00:40 General Abdel Fattah al-Burhan is commander of the armed forces.
00:44 General Mohammed Hamdan Daggalo is commander of the so-called Rapid Support Forces, which
00:50 in turn emerged out of the notorious Janjaweed that fought in the Darfur Civil War in 2013
00:58 and onwards.
00:59 You know, neither have a great reputation.
01:03 Burhan seems set on trying to consolidate himself in power by using his position as
01:08 the senior general in the armed forces.
01:11 He effectively hijacked what was meant to be a civilian military transitional government
01:16 in October 2021 and put the government back into military rule with the Council of Generals
01:24 with General Daggalo, otherwise known as Hemeti, as his deputy.
01:30 And ever since then, the two men have been effectively daggers drawn, both in dispute
01:35 about what course the country should take in the future, how fast the transition to
01:40 a civilian government should be, and critically, what should the role of the Rapid Support
01:45 Forces be inside the new armed forces, the idea being to merge the two together.
01:51 And who would lead the armed forces once the Rapid Support Forces were merged into them?
01:57 That's 100,000 people we're talking about, so it's not a tiny little contingent.
02:02 And General Daggalo has used that force to push forward his agenda.
02:07 He claims that he's fighting in the interests of the Sudanese people and democracy against
02:12 Islamists inside the armed forces.
02:15 But his credibility is not particularly strong, particularly in view of the human rights record
02:20 of the RSF, and not least the fact that he allowed his men or ordered his men to use
02:26 armed force against protesters in 2019 during the efforts to overthrow Omar al-Bashir.

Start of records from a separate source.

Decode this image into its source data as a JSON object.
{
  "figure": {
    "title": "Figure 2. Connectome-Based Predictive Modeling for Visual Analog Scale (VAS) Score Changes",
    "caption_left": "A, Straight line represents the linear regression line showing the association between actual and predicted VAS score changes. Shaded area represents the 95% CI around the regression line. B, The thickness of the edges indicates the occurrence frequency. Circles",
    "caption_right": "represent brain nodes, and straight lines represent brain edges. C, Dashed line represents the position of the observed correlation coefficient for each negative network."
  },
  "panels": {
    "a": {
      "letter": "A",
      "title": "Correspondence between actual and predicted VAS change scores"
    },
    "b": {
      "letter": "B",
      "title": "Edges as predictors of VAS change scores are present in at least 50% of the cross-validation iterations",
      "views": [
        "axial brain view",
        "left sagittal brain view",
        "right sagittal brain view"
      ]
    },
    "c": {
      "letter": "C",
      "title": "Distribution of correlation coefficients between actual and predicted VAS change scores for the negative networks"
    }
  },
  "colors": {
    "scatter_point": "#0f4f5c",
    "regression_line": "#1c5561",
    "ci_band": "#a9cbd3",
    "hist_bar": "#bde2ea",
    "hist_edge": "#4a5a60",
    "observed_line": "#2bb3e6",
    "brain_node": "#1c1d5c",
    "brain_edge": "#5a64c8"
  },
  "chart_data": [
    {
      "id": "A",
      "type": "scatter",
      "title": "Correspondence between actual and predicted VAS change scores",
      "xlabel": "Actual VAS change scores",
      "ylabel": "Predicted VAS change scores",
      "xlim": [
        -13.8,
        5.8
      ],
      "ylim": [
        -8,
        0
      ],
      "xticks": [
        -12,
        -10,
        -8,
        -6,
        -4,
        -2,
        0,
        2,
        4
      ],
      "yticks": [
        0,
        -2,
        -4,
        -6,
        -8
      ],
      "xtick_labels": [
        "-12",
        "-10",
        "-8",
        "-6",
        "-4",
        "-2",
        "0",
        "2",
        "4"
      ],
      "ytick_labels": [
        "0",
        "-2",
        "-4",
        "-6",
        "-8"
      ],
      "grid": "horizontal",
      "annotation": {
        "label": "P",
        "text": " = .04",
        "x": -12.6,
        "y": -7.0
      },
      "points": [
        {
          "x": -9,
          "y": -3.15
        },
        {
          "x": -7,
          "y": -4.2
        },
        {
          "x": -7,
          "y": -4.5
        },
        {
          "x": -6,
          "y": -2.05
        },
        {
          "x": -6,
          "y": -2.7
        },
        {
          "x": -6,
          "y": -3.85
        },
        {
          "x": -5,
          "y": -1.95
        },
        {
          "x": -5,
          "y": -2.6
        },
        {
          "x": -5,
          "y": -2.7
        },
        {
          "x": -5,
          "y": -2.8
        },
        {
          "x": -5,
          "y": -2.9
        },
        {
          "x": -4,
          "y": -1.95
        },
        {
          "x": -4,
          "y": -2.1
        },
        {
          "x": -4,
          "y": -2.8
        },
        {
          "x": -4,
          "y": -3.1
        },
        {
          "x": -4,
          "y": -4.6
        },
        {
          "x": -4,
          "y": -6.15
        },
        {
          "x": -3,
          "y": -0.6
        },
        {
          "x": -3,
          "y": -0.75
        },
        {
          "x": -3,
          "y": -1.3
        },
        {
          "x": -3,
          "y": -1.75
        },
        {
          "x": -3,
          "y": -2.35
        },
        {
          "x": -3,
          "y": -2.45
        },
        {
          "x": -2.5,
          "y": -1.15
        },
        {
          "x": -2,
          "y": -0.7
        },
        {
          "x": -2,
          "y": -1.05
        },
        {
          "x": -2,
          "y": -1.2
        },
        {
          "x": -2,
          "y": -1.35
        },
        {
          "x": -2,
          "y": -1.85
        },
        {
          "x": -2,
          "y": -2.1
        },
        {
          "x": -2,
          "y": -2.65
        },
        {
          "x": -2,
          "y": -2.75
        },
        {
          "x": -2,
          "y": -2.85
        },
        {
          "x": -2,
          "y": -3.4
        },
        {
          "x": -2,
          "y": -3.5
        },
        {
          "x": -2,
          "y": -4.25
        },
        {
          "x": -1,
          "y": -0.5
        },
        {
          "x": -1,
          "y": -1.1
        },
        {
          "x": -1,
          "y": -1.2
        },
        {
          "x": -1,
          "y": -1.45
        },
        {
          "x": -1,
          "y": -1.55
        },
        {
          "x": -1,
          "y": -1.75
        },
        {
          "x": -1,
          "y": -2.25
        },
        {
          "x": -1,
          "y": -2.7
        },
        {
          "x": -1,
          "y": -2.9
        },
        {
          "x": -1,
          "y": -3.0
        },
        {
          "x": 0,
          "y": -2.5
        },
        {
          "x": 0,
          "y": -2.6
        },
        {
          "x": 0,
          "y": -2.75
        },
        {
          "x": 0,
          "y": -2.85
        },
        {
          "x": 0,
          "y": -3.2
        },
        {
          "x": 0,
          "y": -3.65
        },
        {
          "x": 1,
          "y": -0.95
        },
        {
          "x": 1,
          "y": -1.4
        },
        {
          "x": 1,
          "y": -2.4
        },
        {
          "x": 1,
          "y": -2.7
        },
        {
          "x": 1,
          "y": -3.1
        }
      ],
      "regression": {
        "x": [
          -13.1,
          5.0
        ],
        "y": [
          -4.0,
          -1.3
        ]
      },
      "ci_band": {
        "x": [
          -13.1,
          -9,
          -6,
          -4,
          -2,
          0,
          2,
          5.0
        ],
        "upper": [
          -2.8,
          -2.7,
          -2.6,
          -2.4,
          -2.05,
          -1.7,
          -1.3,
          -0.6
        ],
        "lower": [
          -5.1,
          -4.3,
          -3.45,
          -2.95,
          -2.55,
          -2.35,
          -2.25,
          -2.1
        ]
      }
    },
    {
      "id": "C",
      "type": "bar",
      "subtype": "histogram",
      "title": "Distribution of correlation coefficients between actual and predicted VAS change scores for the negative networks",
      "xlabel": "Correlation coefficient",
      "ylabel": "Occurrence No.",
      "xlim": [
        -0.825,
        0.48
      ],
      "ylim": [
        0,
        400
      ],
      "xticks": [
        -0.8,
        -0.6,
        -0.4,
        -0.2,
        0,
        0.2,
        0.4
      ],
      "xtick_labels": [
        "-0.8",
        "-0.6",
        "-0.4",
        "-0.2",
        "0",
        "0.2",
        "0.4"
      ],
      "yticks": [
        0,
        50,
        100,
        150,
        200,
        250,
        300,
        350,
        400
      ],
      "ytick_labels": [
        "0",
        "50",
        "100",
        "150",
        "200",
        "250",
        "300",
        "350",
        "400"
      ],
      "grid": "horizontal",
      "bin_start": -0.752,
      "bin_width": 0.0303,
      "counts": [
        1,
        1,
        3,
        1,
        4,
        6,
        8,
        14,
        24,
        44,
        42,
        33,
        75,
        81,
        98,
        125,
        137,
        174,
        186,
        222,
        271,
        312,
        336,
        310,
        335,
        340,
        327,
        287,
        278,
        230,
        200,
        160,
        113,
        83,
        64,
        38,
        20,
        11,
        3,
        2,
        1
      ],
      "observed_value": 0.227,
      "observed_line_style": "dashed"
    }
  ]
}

02:32 120 of them were killed.
02:34 How did we get to this point, given that this country now appears to be almost on the brink
02:38 of civil war?
02:39 Again, yeah, I mean, that is effectively the context.
02:43 This is the country that's been consistently badly run.
02:46 During the decades of Omar al-Bashir, there was a civil war which led to separation of
02:53 South Sudan, now a separate country, in 2011.
02:57 But it's a civil war that cost 1.5 million deaths and did untold damage to the country.
03:04 This is a country which is oil rich, but the people of the country never saw the benefits
03:08 of that.
03:09 After that, there's been civil war in Darfur that I referred to, and the emergence of that
03:16 Janjaweed militia, which was particularly brutal.
03:20 And then the failure of the military government to heed the demands of ordinary people to
03:26 push the country forward towards democracy.
03:28 We're locked now in this conflict between two military leaders who claim that they're
03:35 protecting the interests of the country, but who, at least on the surface, seem much more
03:39 interests in promoting their own personal agendas.